Likewise I see many things small and big. But nothing in itself is small or big. Nothing in my immediate experience is small or big. It is not enough that I see a thousand or a million small things to form the idea small, for nothing of what I see is small until I have named it small; nothing is small or big until I have created the distinctions small and big. This is so for every character, for every name. The mind creates a pattern by virtue of which the given in experience becomes meaningful.

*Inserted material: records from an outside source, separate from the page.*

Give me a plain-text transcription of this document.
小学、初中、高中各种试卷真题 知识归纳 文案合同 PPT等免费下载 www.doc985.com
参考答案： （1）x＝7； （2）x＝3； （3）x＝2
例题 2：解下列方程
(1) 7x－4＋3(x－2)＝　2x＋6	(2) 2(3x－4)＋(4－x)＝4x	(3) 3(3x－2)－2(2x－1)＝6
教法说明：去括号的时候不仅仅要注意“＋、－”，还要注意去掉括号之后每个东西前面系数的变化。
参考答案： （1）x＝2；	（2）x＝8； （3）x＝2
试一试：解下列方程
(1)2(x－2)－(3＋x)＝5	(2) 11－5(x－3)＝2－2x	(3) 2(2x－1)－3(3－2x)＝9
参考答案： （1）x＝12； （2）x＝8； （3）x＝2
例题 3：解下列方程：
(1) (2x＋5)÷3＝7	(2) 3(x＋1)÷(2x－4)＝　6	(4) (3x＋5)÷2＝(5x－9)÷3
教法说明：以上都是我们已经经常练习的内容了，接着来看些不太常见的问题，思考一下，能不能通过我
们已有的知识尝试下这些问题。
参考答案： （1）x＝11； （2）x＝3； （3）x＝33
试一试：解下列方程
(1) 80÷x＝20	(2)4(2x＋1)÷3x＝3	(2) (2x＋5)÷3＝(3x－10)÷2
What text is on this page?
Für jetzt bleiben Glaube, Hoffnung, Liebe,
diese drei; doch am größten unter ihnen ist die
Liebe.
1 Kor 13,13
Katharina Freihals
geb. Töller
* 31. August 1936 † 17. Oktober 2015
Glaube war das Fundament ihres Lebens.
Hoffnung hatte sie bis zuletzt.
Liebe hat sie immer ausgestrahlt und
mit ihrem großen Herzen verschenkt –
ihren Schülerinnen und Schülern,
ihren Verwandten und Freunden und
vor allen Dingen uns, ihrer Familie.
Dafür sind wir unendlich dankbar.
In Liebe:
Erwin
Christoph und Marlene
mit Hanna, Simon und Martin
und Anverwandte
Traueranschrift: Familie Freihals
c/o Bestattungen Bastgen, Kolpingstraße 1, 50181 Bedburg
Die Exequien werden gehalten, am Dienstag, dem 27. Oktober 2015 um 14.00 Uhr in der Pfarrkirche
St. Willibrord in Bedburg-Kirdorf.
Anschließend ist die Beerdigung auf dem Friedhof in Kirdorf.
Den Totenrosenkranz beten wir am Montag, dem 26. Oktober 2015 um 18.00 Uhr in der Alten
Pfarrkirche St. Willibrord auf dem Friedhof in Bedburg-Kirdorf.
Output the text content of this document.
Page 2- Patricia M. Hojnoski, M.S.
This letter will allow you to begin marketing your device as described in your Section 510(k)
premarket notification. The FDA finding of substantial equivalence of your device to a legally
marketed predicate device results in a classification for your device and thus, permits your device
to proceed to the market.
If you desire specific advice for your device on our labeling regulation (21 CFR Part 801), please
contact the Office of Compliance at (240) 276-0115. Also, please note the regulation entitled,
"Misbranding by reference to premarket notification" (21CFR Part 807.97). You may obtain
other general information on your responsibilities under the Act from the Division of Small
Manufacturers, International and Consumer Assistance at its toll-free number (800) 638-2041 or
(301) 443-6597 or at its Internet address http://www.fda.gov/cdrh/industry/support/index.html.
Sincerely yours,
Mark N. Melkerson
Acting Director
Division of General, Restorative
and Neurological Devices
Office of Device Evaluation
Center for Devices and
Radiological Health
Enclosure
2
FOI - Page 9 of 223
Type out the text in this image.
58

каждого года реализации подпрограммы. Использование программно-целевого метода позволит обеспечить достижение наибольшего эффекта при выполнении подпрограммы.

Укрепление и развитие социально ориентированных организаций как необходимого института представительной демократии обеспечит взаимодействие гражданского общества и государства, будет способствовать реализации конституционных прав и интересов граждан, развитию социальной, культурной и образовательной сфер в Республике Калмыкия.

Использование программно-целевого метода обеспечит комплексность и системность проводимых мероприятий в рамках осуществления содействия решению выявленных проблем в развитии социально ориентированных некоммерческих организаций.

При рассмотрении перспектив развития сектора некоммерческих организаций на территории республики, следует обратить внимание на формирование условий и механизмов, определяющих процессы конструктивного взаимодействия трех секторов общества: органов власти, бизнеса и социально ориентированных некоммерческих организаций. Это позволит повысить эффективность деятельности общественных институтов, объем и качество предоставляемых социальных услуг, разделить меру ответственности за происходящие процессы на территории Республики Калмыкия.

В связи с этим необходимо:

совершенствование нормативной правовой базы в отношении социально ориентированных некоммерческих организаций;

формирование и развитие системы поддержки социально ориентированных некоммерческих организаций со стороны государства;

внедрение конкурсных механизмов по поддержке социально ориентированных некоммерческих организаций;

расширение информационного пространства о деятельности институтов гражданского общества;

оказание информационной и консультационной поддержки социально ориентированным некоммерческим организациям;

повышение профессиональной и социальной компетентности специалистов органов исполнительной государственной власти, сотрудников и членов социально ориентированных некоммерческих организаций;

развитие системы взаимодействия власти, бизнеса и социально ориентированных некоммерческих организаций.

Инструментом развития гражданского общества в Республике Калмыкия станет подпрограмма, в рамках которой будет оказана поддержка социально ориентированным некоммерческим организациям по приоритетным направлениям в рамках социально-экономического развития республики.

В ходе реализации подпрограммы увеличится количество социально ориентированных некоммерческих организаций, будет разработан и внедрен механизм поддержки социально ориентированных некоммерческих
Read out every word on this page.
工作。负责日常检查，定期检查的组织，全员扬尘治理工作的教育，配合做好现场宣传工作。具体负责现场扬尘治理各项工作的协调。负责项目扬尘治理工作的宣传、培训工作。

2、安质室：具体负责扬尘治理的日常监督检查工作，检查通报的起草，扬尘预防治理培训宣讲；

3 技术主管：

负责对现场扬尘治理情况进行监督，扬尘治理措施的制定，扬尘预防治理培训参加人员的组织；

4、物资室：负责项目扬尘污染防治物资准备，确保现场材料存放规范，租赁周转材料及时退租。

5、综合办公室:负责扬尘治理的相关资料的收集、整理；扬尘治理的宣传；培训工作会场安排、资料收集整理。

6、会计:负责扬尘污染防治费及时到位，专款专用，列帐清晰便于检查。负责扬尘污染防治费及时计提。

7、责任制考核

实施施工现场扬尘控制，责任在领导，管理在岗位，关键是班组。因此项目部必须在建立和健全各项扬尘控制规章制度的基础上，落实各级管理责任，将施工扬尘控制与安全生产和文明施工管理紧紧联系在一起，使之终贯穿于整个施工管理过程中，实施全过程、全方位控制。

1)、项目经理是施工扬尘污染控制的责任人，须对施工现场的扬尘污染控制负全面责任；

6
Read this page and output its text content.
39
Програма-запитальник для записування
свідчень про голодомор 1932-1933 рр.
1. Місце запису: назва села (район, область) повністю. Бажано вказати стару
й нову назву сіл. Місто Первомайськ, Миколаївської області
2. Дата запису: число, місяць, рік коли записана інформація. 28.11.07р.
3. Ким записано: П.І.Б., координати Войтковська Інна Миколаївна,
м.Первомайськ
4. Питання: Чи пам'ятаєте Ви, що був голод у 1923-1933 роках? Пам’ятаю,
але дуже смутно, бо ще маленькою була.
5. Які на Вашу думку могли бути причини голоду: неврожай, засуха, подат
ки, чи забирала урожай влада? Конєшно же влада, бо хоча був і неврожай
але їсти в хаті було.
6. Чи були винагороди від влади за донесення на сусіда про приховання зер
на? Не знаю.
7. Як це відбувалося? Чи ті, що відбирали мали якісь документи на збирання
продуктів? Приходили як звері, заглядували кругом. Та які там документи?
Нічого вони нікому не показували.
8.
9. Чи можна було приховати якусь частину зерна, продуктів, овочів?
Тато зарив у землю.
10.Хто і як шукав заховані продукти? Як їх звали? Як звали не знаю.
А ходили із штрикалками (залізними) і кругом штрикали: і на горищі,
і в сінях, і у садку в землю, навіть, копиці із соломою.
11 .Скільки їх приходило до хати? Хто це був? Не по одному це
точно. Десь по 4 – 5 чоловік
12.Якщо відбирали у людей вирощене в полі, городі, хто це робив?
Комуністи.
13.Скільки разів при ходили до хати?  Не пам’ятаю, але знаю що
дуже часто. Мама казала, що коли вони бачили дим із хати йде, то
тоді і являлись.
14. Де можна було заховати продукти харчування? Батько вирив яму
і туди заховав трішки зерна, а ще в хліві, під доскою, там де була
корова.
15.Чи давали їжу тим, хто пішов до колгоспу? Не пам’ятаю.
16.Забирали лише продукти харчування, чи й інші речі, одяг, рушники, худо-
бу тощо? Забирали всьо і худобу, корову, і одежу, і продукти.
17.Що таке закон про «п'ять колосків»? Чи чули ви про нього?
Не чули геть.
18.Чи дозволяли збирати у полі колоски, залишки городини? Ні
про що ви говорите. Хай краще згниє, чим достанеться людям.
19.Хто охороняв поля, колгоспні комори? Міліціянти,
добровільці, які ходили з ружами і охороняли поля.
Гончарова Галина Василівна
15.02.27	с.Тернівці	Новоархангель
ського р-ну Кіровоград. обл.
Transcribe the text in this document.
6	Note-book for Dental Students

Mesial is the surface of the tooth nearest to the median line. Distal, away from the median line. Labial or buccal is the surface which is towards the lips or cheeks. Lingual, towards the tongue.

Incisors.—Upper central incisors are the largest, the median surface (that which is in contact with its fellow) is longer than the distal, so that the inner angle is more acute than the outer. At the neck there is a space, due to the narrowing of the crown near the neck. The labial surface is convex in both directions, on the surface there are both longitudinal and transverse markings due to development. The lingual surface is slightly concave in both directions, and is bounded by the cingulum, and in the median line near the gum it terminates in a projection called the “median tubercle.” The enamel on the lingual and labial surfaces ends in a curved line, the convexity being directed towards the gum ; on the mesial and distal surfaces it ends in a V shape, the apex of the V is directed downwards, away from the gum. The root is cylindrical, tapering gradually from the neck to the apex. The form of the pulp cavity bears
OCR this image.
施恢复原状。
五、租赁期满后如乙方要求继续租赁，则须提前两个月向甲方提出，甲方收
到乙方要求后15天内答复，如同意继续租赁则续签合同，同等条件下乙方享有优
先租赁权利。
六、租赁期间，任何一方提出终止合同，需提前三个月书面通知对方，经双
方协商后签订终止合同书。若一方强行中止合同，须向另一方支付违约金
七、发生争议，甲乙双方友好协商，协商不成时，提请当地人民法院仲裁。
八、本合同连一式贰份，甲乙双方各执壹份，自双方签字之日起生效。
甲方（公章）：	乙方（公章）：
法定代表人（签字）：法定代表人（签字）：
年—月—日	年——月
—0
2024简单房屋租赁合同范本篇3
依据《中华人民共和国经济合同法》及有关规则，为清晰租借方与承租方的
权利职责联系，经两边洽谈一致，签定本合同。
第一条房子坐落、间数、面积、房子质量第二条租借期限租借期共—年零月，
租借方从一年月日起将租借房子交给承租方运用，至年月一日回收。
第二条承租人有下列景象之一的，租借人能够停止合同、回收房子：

In the Republic Socrates says that we assume a single Form (eidos) whenever there are many particulars to which we apply the same name (596a.). And further on he says that we have on the one hand numerous beautiful things and numerous good things, and on the other hand, a beautiful in itself and a good in itself, each a single Form (idea), a single being, that which is (597b).

 

Socrates saw clearly that the Forms which make discourse possible are not to be found in the objective world, do not come to us from outside us, but are born in the mind.

The whole of Socrates' life-work makes no sense apart from this, and whether we ascribe the doctrine of anamnesis to Socrates or to Plato, it was a fine mythical expression of the insight that all understanding is a flowering of the soul (mind). The truth at the core of the doctrine of reminiscence is the priority of the intelligible Form for understanding. To say that ideas are creations of the mind is not to say that they are arbitrary fictions: they are significant patterns in which alone the things of the world become meaningful.